Avant de discuter les opinions exprimées par ces différents cercles, une remarque préliminaire s'impose au sujet de la nature unique de cette lutte à l'intérieur du Sionisme religieux, lutte pénible parce que se déroulant, pour ainsi dire, au sein d'une même famille. Les deux parties appartiennent au même camp sioniste religieux; et ce camp se trouve affronté d'une part aux adversaires sionistes non-religieux, et de l'autre aux adversaires de la communauté religieuse non-sioniste. De plus, les escarmouches avec la tendance politico-messianique ont souvent pour résultat de diviser les membres du même milieu socio-culturel, du même kibboutz ou d'une même famille — qui, tous, souscrivent au même style de vie. Ainsi, par exemple, nous lisons dans les Principes récemment publiés par le mouvement Oz Veshalom que « à l'intérieur du Sionisme religieux officiel, il existe un extrémisme, répandu jusque dans les rues, qui a déformé notre image... en ce qui regarde nos valeurs spirituelles, éthiques et politiques ». En lisant cela, nous pouvons percevoir cet affrontement moral et intellectuel à implications politiques qui existe entre des frères. Plus encore, des Sionistes qui ont toujours vu dans l'occupation de la terre l'un des buts et l'un des moyens essentiels du Sionisme trouvent dur d'élever aujourd'hui la voix contre un mouvement qui prône l'occupation. Leur opposition n'est pas dirigée contre l'occupation per se, mais plutôt contre les implications politiques et morales négatives que suppose cette occupation des territoires. Ils trouvent pénible de lutter contre un éveil de foi et d'idéalisme qui ne s'était guère manifesté en Israël depuis bien des années. (On a remarqué qu'en fait, le mouvement Gush Emunim a mieux réussi sur les plans démagogique et politique que sur celui d'une occupation sérieuse et effective (Abraham Paltiel de Fin Hanatziv, Amudim, Tamuz, 1976). Ce fait a été statistiquement vérifié par le groupe L'shiluv du Parti Travailliste dans son enquête sur le développement des points d'occupation en Israël depuis la Guerre des Six Jours).

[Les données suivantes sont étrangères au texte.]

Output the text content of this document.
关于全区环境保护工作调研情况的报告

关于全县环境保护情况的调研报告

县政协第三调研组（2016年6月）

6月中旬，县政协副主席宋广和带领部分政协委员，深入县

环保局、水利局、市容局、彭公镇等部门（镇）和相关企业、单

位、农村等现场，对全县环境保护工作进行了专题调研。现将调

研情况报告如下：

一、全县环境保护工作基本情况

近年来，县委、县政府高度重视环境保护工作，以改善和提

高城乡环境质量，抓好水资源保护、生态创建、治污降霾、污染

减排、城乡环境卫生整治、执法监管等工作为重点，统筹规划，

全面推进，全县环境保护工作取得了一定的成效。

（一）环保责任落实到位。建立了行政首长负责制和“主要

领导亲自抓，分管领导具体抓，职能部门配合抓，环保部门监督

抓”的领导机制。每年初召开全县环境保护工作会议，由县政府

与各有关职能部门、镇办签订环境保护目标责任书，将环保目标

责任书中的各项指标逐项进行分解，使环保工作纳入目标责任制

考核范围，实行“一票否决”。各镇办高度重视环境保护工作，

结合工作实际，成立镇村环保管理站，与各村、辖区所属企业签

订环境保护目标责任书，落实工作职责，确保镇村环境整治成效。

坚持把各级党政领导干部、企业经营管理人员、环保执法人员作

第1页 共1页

Une approche religieuse, réaliste et critique
Examinons à présent quelques-unes des positions de ces Sionistes religieux qui se sont dressés contre la tendance politico-messianique. Leur point de départ est celui de l'Orthodoxie, c'est-à-dire l'autorité indiscutable de la Halakhah sur les relations entre l'homme et son Créateur, entre l'homme et son semblable et, par conséquent, entre l'individu et la société, l'individu et l'Etat. Moshe Unna, l'un des leaders les plus remarquables du mouvement religieux des kibboutz, l'a montré clairement dans son adresse sur Shleimut Ha'aretz (La Totalité de la Terre) donnée devant les superviseurs des Ecoles Religieuses en Israël (Nissan 1969). Ephraïm E. Urbach dans son étude « Le sens religieux de la Halakhah », étude souvent réimprimée pour des étudiants, des professeurs, des éducateurs et des instructeurs militaires, souligne que... « la foi sans mitzvot est impensable... Le sens religieux de la Halakhah réside en ceci qu'elle établit la foi sur la base de la pratique et sur une étude qui conduit à l'action... La foi et ses moyens d'expression sont gouvernés par des règlements et des lois... » (Judaïsme et Education, L'Ecole de l'Education, Université Hébraïque, Jérusalem 1967, pp. 127, 133). Selon ce point de vue, le cadre de la loi est conçu comme un facteur qui, tout au long de l'histoire, a libéré la foi juive de tendances contemplatives et ascétiques excessives. C'est dans la mesure où la Torah, avec ses interprétations faisant autorité, fut acceptée par tout le peuple, par la société organisée et institutionnalisée, que le rôle de la prophétie, avec son autorité charismatique, mystique et individuelle, a diminué. Car... « l'activité charismatique libre donna naissance à des faux prophètes dangereux » (ibid. p. 128). Le danger principal réside dans le fait qu'une autorité totalitaire et absolue est exigée par des individus possédés par un charisme prophétique ou mystique. Le fait qu'une autorité sociale et politique devienne mystique est susceptible d'affaiblir le caractère rationnel et critique des modes de vie religieux et intellectuel, ainsi que les structures ouvertes et toujours en développement de la société et de l'Etat avec leurs pouvoirs législatif et exécutif.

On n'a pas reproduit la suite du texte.